Filosofia Clínica Agridoce 40*

 

                                   Onde você está quando se encontra? 

Das possibilidades para uma aproximação com o fenômeno da singularidade, se destaca a linguagem na qual o partilhante se expressa, por onde se diz, como e quando se rascunha existencialmente em relação aos princípios de verdade, com as pessoas de seu meio, consigo mesmo.

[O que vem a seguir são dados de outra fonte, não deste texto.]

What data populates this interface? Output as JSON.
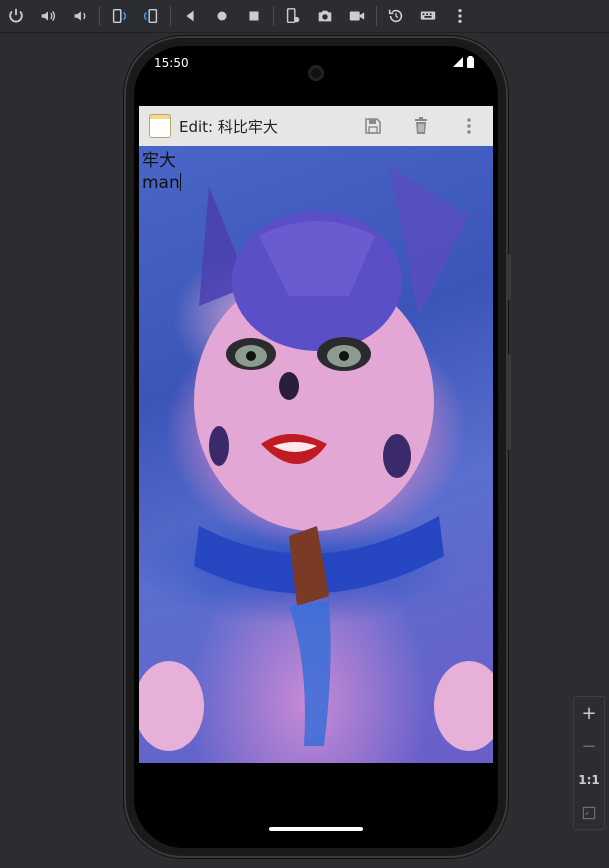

Em Filosofia Clínica, mais que usar a palavra singular de forma equívoca, distorcida, generalista, se oferece uma abordagem para acolher e compreender os meios por onde a pessoa tenta existir. Quais as origens, os deslocamentos de sua representação. De onde vem, para onde vai, onde se encontra, desencontra, reencontra, em outro lugar da mesma estrutura, a qual, sendo a mesma, já é outra. É possível a investigação aprendiz para uma tradução compartilhada desses instantes de vir a ser.   

À primeira vista, em busca de um entendimento de sua desestrutura, a pessoa costuma procurar amigos, familiares, os quais, na maioria das vezes, não conseguem entender o que se passa, qual o sentido das suas expressões, qual língua está falando. É comum, como proposta de algum controle e manutenção, qualificar a pessoa como descontrolada, desmiolada.

O referencial para uma condição aprendiz, tendo em vista o novo paradigma da Filosofia Clínica, é uma aproximação de cuidado e atenção a isso que se apresenta como um movimento precursor, de mudança de rota, inicialmente desencontrado de si para consigo mesmo. Um desses lugares onde o filósofo clínico atua para acolher, transitar, aprender os rituais dessa expressividade, tendo como mapa a estrutura de pensamento do partilhante.

Não é raro acontecer revisitas ao passado ou a um futuro incerto, ambos movimentos intelectivos em deslocamento longo, para tentar acessar o que se passa ou buscar um refúgio nalgum lugar seguro, longe dessas vertigens para fora de si.  

Heidegger compartilha: “Queremos ao menos uma vez chegar no lugar em que já estamos”. (A caminho da linguagem, 2004. Pág. 8).

No entanto, pode ser um sofrimento adicional encarar o dia a dia em um processo de não-ser, onde as crenças, companhias, lugares, cotidianos, multiplicam a sensação de desamparo, em meio as inéditas percepções, sensações, como algo novo ao próprio vocabulário em processo de reescrita.   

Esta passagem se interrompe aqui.